The main point that Ed made is that situations like Lowe's, Aki's, JGP's, aren't going to happen in future. That's a bit of a "NZ" only problem, because those players need to reach such a high standard to be chosen by the All Blacks, were as a country like Ireland wants them a lot earlier like that. This is basically the 'ready in 3 years' concept Ireland relied on, versus the '5 years and they've left' concept' were that player is now ready to be chosen by the All Blacks (given a contract to play Super, ala SBW, and hopefully Manu).

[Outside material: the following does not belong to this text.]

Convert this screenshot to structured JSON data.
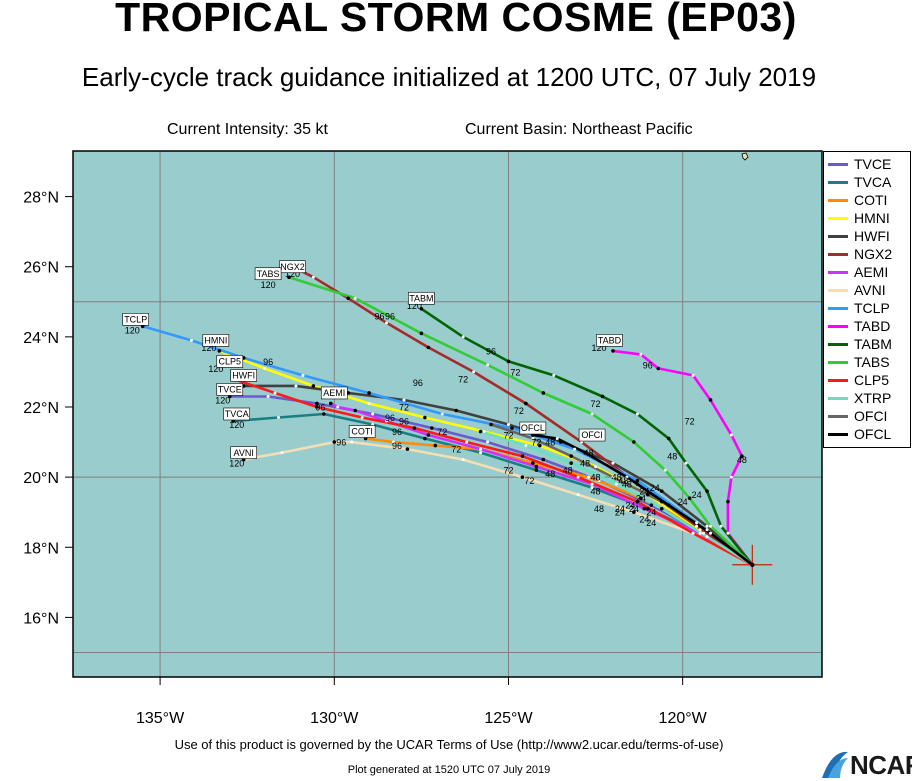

The 'mercenary' thing that will take longer to expire, and which I was referring to, is the grandparents rule. The new kids coming through now aren't going to have as many gp born overseas, so the amount of players that can leave with a prospect of International rugby offer are going to drop dramatically at some point. All these kiwi fellas playing for a PI, is going to stop sadly.


The new era problem that will replace those old concerns is now French and Japanese clubs (doing the same as NRL teams have done for decades by) picking kids out of school. The problem here is not so much a national identity one, than it is a farm system where 9 in 10 players are left with nothing. A stunted education and no support in a foreign country (well they'll get kicked out of those countries were they don't in Australia).


It's the same sort of situation were NZ would be the big guy, but there weren't many downsides with it. The only one I can think was brought up but a poster on this site, I can't recall who it was, but he seemed to know a lot of kids coming from the Islands weren't really given the capability to fly back home during school xms holidays etc. That is probably something that should be fixed by the union. Otherwise getting someone like Fakatava over here for his last year of school definitely results in NZ being able to pick the cherries off the top but it also allows that player to develop and be able to represent Tonga and under age and possibly even later in his career. Where as a kid being taken from NZ is arguably going to be worse off in every respect other than perhaps money. Not going to develop as a person, not going to develop as a player as much, so I have a lotof sympathy for NZs case that I don't include them in that group but I certainly see where you're coming from and it encourages other countries to think they can do the same while not realising they're making a much worse experience/situation.